The script resolves the config file as
configs/pretrain/exp_{weight_init}_{model}_{search}_search_{space}_bin_{bucket}_tokens_{max_tokens}B.yaml
and the output directory as
out/{experiment_name}_{max_tokens}B/{model}/weight_init_{weight_init}/subnet_{search}_search_{space}_bin_{bucket}
(where {model} is the part of --base-model after the /).
The equivalent bash entry point is launch/pretrain/pretrain_subnet.sh
(positional arguments in the same order as the Python flags).
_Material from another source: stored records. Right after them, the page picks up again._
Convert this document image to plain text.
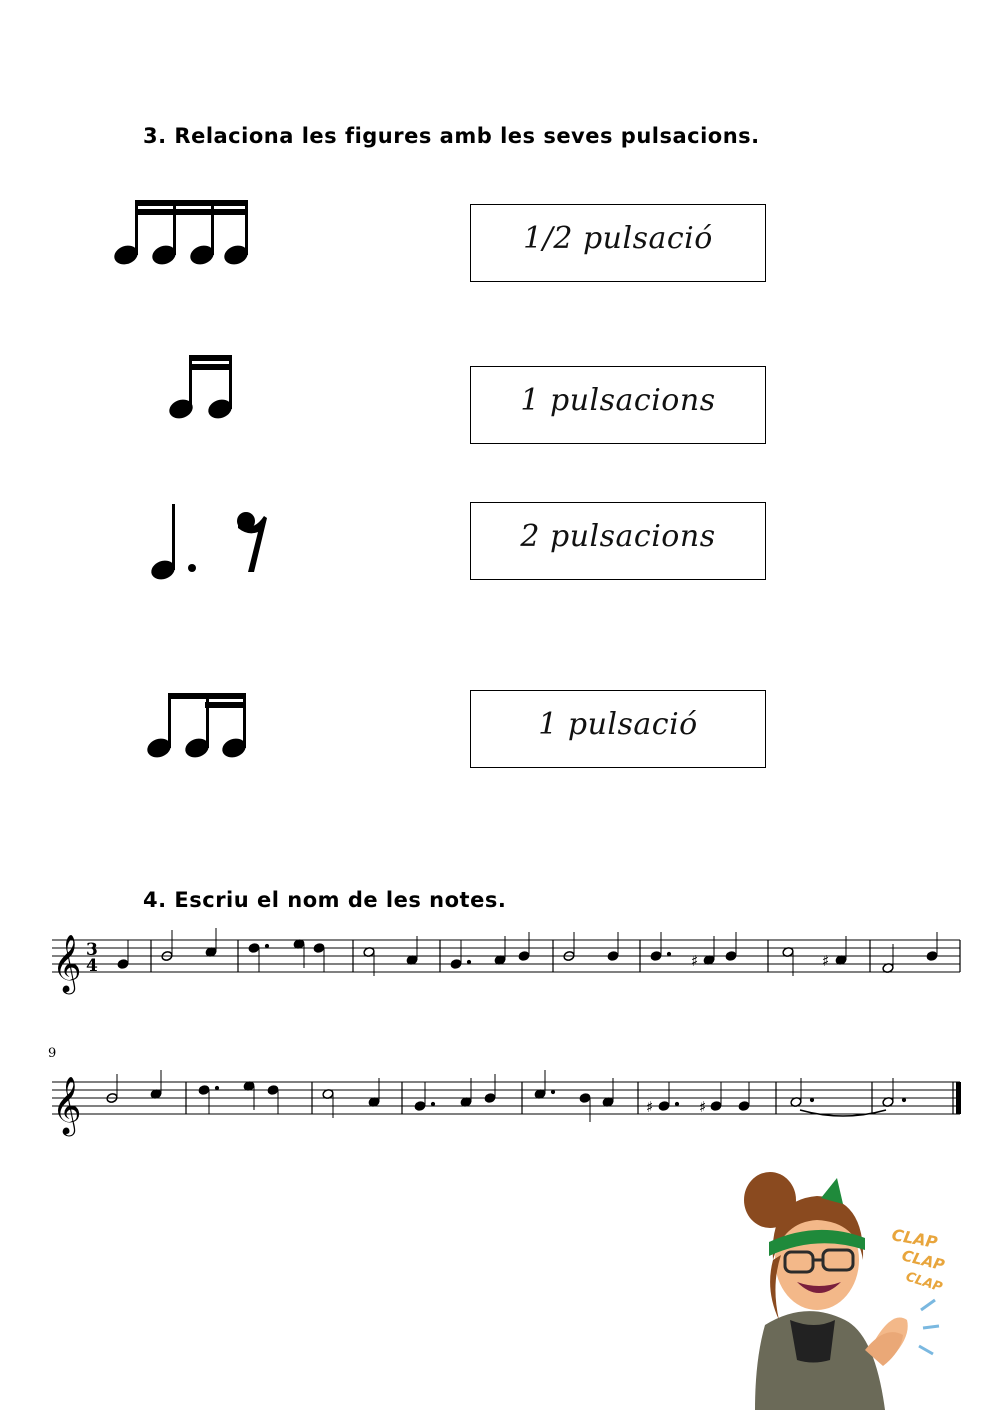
3. Relaciona les figures amb les seves pulsacions.
1/2 pulsació
1 pulsacions
2 pulsacions
1 pulsació
4. Escriu el nom de les notes.
𝄞 3
4	♯	♯
9
𝄞	♯	♯
CLAP
CLAP
CLAP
# Launch evolutionary search
MODEL_ID=EleutherAI/pythia-6.9b sbatch launch/search/launch_evo_search_coarse.sh -p <partition_name>
# Launch TPE search with Optuna
MODEL_ID=Qwen/Qwen3-32B sbatch launch/search/launch_optuna_search_coarse.sh -p <partition_name>
# Launch random search with Optuna
MODEL_ID=EleutherAI/pythia-6.9b sbatch launch/search/launch_random_search_coarse.sh -p <partition_name>The launch scripts require MODEL_ID to contain either /pythia or
/Qwen3 (defaults to EleutherAI/pythia-6.9b) and use the substring to
auto-select the per-bin parameter-count bounds: Pythia uses
[350 900 2000] / [410 1500 3500], Qwen3 uses
[1638 3685 5000] / [2457 4504 7000]. Anything else exits with an
error.
The config file that is generated based on the command line arguments must be present in ./configs/pretrain/. See the config name format
python launch/pretrain/pretrain_subnet.py --weight-init inherit --base-model EleutherAI/Pythia-6.9b \
--search evolutionary --space coarse --bucket 0 \
--max-tokens 10000000000 --partition mldlc2_gpu-h200
The search launch scripts are SLURM arrays over bins 0-2.